Steven Cohen effectue une performance baptisée «Sans titre. Pour raisons légales et éthiques» lors du festival d'Avignon (Vaucluse) le 10 juillet 2012. — GERARD JULIEN / AFP

Le coq s’appelait Frank. Ce 10 septembre, vers 9h30, il devait être tout content de gambader tranquillement sur l’esplanade du Trocadéro à Paris et même d’admirer –sans doute pour la première fois de son existence– la Tour Eiffel. Seule une laisse restreignait ses mouvements de gallinacé. Mais à l’autre bout de la laisse, il y avait le sexe de Steven Cohen enrubanné de tissu blanc.

Le procès de l'artiste sud-africain de 51 ans pour «exhibition sexuelle» a été renvoyé au 24 mars, ce lundi par le tribunal correctionnel de Paris. Agnès Tricoire, l'avocate de l'artiste a obtenu ce renvoi afin de pouvoir permettre au tribunal de visionner le film réalisé lors de la performance de l'artiste, ce qui n'était pas possible ce lundi.

«Embastiller des artistes»

Avant que les forces de l’ordre n’interviennent, le 10 septembre, au milieu des touristes et des vendeurs à la sauvette, Steven Cohen et Frank avaient donc eu un bon quart d’heure pour danser et parader sur l’Esplanade. Pour l’occasion, l’artiste était perché sur de hauts talons noirs, le torse serré dans un corset, les bras et le crâne recouverts de plumes. Frank, lui, avait revêtu sa tenue traditionnelle de plumes rouge et marron. Classique pour un coq…

Trois mois après les faits, la signification de la performance demeure toujours aussi obscure. Mais cela n’empêche pas Agnès Tricoire, l’avocate de Steven Cohen, de s’insurger que l’on puisse encore «embastiller des artistes» en France aujourd’hui. Spécialisée dans le droit de la propriété intellectuelle, cette avocate a longtemps hésité entre une carrière culturelle et le droit. Elle est finalement parvenue à réunir les deux, tout en créant en parallèle l’Observatoire pour la liberté de création. 

Des précédents à New-York, Johannesburg, Lyon…

Plasticien et chorégraphe, Steven Cohen, 51 ans, se définit lui-même comme un artiste «juif, blanc et pédé» et multiplie les performances chocs. Au Festival d’Avignon, en 2012, il s’est promené nu, le corps peint en jaune avec une étoile de David sur le front. Les années précédentes, il avait semé la pagaille dans des tenues similaires dans des bidonvilles de Johannesburg, au mémorial de la Shoah et même sur le site de Ground Zero à New-York.

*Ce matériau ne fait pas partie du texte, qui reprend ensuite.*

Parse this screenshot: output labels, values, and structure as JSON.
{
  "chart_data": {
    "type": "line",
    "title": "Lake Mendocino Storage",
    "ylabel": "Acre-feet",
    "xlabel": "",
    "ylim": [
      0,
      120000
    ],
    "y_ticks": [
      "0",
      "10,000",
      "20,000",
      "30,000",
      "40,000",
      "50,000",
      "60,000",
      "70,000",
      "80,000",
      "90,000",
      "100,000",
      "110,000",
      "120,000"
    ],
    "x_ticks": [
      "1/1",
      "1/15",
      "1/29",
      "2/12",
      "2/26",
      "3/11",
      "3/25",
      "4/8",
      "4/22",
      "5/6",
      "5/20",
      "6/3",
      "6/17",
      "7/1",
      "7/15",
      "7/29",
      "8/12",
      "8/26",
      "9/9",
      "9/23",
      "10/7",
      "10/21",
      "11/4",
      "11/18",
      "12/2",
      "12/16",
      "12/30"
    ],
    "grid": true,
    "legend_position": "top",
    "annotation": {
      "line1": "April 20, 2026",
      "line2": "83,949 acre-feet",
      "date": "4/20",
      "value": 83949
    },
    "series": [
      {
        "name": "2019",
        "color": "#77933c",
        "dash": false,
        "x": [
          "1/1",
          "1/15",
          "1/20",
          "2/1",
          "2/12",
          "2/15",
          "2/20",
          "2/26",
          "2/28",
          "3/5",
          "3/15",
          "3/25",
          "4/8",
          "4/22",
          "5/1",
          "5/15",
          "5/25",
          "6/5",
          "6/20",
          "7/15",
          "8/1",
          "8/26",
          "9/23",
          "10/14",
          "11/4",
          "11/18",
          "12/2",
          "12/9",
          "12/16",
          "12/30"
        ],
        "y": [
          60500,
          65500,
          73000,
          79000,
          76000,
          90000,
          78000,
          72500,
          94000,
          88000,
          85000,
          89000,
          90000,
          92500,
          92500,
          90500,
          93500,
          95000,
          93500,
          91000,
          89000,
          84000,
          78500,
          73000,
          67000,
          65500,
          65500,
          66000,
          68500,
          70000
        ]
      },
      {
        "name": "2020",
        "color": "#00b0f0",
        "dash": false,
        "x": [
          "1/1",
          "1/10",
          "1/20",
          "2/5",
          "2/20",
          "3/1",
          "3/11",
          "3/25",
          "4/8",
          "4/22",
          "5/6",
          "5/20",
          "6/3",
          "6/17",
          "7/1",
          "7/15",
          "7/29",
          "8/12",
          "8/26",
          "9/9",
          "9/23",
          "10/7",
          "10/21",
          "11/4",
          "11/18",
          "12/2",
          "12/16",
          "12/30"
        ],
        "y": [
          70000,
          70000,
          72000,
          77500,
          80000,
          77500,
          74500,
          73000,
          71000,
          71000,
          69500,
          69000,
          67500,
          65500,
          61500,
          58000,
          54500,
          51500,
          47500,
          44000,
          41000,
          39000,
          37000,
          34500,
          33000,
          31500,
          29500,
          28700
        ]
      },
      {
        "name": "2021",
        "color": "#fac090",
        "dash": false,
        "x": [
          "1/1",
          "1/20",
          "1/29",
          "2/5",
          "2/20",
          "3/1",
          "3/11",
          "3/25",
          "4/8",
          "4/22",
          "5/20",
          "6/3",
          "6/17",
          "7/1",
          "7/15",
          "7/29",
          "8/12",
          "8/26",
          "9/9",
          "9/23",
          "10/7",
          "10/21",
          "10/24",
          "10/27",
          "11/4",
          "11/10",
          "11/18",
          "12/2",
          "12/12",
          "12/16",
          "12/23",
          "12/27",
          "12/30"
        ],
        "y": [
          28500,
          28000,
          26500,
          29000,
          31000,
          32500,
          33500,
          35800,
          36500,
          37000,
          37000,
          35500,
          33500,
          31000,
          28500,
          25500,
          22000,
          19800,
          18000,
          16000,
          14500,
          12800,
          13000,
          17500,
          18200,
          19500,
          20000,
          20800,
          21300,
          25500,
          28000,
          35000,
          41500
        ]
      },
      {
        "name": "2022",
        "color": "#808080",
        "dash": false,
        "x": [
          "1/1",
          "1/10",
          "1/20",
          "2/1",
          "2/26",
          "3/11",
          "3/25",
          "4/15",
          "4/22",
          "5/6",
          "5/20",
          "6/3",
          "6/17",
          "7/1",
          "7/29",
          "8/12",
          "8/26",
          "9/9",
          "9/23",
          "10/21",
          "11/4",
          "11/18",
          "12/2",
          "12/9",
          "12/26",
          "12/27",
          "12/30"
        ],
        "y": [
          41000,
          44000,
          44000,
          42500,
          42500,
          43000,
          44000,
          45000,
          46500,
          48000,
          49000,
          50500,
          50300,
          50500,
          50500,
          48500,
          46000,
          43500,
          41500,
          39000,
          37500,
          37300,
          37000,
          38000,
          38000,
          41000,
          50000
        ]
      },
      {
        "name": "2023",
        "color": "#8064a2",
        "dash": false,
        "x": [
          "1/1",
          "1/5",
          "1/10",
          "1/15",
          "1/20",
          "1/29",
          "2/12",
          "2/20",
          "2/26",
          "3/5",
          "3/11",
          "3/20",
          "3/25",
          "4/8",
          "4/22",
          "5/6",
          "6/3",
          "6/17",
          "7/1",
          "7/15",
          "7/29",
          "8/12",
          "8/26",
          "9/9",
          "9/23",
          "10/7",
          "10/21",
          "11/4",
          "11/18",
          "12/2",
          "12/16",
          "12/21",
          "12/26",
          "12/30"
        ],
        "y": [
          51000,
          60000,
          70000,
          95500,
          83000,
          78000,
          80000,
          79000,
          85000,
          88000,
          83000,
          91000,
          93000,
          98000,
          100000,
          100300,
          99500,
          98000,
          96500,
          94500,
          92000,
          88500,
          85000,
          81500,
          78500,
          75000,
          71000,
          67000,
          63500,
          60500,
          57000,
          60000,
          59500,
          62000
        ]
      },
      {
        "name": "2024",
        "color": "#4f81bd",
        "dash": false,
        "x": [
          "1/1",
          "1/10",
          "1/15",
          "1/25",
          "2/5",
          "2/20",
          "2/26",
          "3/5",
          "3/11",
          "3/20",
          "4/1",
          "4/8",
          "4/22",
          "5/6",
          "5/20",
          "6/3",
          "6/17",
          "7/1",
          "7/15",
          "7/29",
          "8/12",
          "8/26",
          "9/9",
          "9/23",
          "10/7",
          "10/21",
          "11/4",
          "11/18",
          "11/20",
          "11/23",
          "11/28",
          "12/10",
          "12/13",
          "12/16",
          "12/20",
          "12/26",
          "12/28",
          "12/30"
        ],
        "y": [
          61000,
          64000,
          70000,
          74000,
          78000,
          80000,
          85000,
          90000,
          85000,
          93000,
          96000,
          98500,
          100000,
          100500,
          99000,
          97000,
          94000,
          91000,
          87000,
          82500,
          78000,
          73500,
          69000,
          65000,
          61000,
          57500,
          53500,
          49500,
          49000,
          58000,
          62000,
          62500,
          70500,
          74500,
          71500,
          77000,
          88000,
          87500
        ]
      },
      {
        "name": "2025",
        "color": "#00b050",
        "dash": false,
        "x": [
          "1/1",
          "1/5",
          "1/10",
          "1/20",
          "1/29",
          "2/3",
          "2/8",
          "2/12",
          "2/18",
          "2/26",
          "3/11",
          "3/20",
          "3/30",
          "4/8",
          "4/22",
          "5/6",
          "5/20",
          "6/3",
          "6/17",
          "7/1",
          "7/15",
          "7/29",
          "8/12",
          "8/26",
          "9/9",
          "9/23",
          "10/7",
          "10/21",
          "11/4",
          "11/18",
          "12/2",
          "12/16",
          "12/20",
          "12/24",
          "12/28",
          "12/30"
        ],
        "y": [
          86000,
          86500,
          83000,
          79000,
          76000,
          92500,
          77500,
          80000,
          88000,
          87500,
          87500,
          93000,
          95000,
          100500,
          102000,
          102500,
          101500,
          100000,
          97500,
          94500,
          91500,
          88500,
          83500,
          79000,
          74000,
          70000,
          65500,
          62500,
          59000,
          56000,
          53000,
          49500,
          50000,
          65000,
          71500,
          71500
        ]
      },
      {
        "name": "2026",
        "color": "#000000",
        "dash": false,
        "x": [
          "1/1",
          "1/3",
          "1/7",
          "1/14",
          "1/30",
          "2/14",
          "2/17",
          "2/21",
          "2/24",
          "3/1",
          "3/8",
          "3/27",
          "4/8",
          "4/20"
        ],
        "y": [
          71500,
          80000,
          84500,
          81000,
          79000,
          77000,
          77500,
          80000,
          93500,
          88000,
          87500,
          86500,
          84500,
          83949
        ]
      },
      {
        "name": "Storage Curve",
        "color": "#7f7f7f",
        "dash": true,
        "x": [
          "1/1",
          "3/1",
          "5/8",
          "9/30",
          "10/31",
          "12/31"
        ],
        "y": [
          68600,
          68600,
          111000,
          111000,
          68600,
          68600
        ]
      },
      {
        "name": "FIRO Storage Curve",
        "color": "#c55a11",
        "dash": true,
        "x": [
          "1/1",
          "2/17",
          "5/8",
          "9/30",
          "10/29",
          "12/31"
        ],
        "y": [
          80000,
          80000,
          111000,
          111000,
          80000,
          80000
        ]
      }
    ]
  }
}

Agnès Tricoire, elle, estimait en 2011 dans une interview à la revue spécialisée Paris-Art que le climat en France est mauvais. «Si on le compare avec celui des années 1970, le retour à l'ordre moral est évident. Le rapport aux œuvres a évolué chez certains dans le sens de la défiance et de l'incompréhension.» Le tribunal correctionnel de Paris lui demandera peut-être comment elle a «compris» la parade de son client.